You don’t see why you would need your own servers? Do you see why unauthorized access to a computer system might be illegal?
“The pot sues the kettle, alleging that it is black”
“Reddit’s humanity is uniquely valuable in a world flattened by AI,“ Lee said. ”Now more than ever, people are seeking authentic human-to-human conversation. Reddit hosts nearly 20 years of rich, human discussion on virtually every topic imaginable. These conversations don’t happen anywhere else—and they’re central to training language models like Claude.”
LMAO, reddit’s days of genuine conversations between humans is long gone.
Bots? On Reddit!?
It’s more likely than you think!
Aren’t the copyrights still belonging to the original authors? What is Reddit suing for? The header and the footer? 🤔
This is like one of those cases where I’m kind of hoping they both lose somehow. Neither party are right in this case, Reddit is trying to claim copyright over content they have no rights to, and anthropic shouldn’t be violating copyright without a licence.
But apparently you are actually allowed to violate copyright without a licence if you’re an AI company because apparently llms are the future? So I guess Reddit are going to lose, which will be funny.
Is it violating copyright to browse the web?
“Violating copyright without a licence” is a lovely turn of phrase. You must be the valedictorian of the Lemmy School of Copyright.
Judge finds that anthropic has to pay restitution to the reddit users. Affirms that posts belong to users.
Well, I can dream.
I am squarely on the reddit should lose this side.
Anthropic may be breaking copyright, but not Reddit’s copyright. Sure maybe Anthropic should be sued, but not by Reddit.
Actually this case could be a good thing.
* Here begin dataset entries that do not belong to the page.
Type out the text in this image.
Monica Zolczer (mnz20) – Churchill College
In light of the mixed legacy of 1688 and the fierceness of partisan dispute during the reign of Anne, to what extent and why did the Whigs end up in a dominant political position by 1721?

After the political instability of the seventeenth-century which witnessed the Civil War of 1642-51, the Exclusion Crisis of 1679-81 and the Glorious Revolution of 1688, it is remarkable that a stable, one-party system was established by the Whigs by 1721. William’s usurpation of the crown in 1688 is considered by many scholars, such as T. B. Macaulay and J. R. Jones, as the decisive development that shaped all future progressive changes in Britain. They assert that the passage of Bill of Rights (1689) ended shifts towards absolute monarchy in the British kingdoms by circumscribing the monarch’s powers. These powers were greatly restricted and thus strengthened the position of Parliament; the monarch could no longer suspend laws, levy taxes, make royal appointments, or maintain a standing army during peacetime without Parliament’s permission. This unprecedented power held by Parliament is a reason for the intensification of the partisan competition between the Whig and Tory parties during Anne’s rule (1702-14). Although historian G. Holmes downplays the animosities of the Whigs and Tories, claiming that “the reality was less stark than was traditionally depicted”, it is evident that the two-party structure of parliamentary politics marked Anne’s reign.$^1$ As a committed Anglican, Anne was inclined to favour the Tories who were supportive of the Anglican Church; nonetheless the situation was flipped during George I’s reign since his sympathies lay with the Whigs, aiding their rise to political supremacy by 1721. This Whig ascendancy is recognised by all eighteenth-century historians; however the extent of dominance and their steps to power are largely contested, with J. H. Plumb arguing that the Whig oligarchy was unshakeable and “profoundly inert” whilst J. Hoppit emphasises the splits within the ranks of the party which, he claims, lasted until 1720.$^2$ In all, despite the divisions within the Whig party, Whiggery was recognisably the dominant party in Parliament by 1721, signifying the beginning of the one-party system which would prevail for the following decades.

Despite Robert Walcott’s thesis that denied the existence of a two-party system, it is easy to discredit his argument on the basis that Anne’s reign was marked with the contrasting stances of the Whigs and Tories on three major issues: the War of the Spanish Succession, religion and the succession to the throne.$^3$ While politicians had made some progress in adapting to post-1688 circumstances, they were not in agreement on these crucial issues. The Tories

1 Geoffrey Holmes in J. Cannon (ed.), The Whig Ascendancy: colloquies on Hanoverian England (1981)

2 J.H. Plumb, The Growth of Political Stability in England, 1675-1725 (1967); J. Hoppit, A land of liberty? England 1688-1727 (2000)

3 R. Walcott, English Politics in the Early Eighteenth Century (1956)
The whole question of who owns user generated content needs hashing out, because no one seems to actually know.
Obviously the logical answer would be that the people who created it own the content, but that’s never been officially decided.
The whole question of who owns user generated content needs hashing out, because no one seems to actually know.
It’s billionaires. They know. They just sometimes squable over it like two year olds. But they know. They pay lawyers to make it clear in thousand page terms of service documents.
Because that’s the only common sense conclusion to make, but that doesnt make rich fucks more money
You mean Reddit, the company that would be very happy if Anthropic did the exact same thing, but paid Reddit first?
hope reddit loses
Spez can forever get fucked
while half of reddit is infested with propaganda bots from russia.
Not just Russia.
Israel, US, China, North Korea, India and other countries… Nuclear Lobby, Fossil Fuel Lobby and countless other industry lobbyists… Private companies advertising their products…
But have you seen Rampart?
First of all, I have not seen it, and second off, I don’t want to see it. Lets focus on the Reddit lawsuit.